People have such different characteristics and needs that there is no one religion, or school of thought or method that fits everyone, at every time. This should lead us to honor our differences, and respect other faiths, and practices. They could be doing for others what our own chosen path does for us. There is a saying in Buddhism that:

Practicing correctly is your own responsibility.

We may feel pressure to conform when in a group, or to please friends, or even a teacher. But we have to be honest with ourselves, and each other, and take responsibility for our own development.

They refer in Zen to what they call ‘a Way-seeking mind’.  This is nothing other than our sincere desire for the truth, and freedom, and to be of service.

I thought of two other principles that can be helpful to us as we make our way.  They are:

Be humble and respectful when receiving teachings


Maintain your critical faculties

I mention this first one because I have seen over the years, in spiritual traditions especially, how common the attitude of pride and superiority can be. When even subtle pride can block receiving any fresh insight, what to say about it when it is more obvious?

As the precepts for Thich Nhat Hanh’s Order of Interbeing say,

Do not think the knowledge you presently possess is changeless, absolute truth

Be ready to learn your whole life

The idea that we should keep our critical faculties always also comes from watching how we can be when engaging with teachers and traditions. It can be beautiful to see the devotion of students, when their teacher is good, and all the receptivity it fosters in them. When there is a deep connection to a teacher, it goes beyond words, and we are able to receive blessings and inspiration from them. It’s only natural then that we would trust them, even when there’s something we don’t understand. When we disagree with them, we will give them the benefit of the doubt, and say to ourselves, well, I don’t see it that way now, but they may be right… they’ve been right about so many other things… I should investigate…

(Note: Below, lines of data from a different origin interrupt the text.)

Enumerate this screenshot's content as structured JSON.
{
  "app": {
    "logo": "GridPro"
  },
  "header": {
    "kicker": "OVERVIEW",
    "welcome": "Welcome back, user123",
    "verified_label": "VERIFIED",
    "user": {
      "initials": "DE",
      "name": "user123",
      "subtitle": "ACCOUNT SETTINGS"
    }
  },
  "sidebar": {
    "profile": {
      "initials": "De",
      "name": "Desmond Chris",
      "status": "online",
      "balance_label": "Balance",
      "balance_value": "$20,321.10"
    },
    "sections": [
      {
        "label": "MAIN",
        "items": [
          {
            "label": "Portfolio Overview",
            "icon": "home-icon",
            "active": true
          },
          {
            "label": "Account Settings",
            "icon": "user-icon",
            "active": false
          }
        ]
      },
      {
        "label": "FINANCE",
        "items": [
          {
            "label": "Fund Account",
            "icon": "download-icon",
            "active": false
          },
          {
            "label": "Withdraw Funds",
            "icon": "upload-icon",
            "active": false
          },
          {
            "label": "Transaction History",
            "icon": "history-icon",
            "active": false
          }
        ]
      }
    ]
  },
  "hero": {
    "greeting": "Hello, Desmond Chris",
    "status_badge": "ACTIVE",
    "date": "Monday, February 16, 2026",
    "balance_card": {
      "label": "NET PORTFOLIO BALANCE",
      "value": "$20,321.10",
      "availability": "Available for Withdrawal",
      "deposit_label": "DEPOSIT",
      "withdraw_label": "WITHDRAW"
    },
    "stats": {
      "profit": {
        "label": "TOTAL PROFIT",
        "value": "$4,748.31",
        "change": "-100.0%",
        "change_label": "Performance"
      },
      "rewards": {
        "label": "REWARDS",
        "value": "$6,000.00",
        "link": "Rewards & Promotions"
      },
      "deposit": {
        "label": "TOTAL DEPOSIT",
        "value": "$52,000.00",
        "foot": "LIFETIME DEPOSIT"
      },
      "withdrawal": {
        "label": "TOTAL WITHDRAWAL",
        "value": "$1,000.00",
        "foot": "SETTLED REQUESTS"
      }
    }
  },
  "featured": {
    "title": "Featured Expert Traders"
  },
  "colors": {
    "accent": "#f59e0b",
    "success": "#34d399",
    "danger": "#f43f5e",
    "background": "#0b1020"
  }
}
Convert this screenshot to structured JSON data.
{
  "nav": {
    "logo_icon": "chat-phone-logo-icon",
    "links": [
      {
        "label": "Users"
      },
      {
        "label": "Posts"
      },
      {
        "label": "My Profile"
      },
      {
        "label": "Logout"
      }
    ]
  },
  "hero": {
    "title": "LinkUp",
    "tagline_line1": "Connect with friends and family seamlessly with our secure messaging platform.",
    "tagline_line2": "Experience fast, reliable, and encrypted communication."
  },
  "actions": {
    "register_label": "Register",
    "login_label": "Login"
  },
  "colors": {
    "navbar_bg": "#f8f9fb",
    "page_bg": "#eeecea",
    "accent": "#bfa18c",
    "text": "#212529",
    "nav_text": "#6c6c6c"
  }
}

This is well and good. A mistake is made however if we think devotion is all that is required of us on the path. If one person could gain wisdom for another, then our work would have been finished long ago, but it’s not like that! When it comes to receiving teachings, even if they come from someone we respect, we should test it before deciding whether to accepting it as true, and useful to us. This is the way we learn for ourselves.

No teacher worth his or her salt would want a student to give up their discriminating wisdom. Some people may just want others to agree with them, to satisfy their ego, but those are not the kinds of teachers we need. The really fine teachers I have known all want their students to stand on their own two feet, and to flourish in their own understanding. This is what gives them the most joy. As Thay said, ‘a good teacher is someone who helps give birth to the student’s inner teacher’.

Respect for the teachings involves deep listening. We should know the context the ideas and practices come from, and in that way we can learn to use them in our own lives, right where we are now.

In closing I will refer here to what we translate as ‘preliminary practices’, but that are really much more accurately described as  – all the practices and ways of living that are the foundation for learning.

I remember one friend telling me how Zen came from a monastic setting, and that it was with that as its background that the teachings made sense, and were effective. Even if we are not monks or nuns living in a monastery, our day by day practice can emulate the way of life of a contemplative. We can strive for simplicity and order, to live an ethical live, with discipline, and joy in the teachings we have received, and practice. Then we can understand from within what the teachings are about.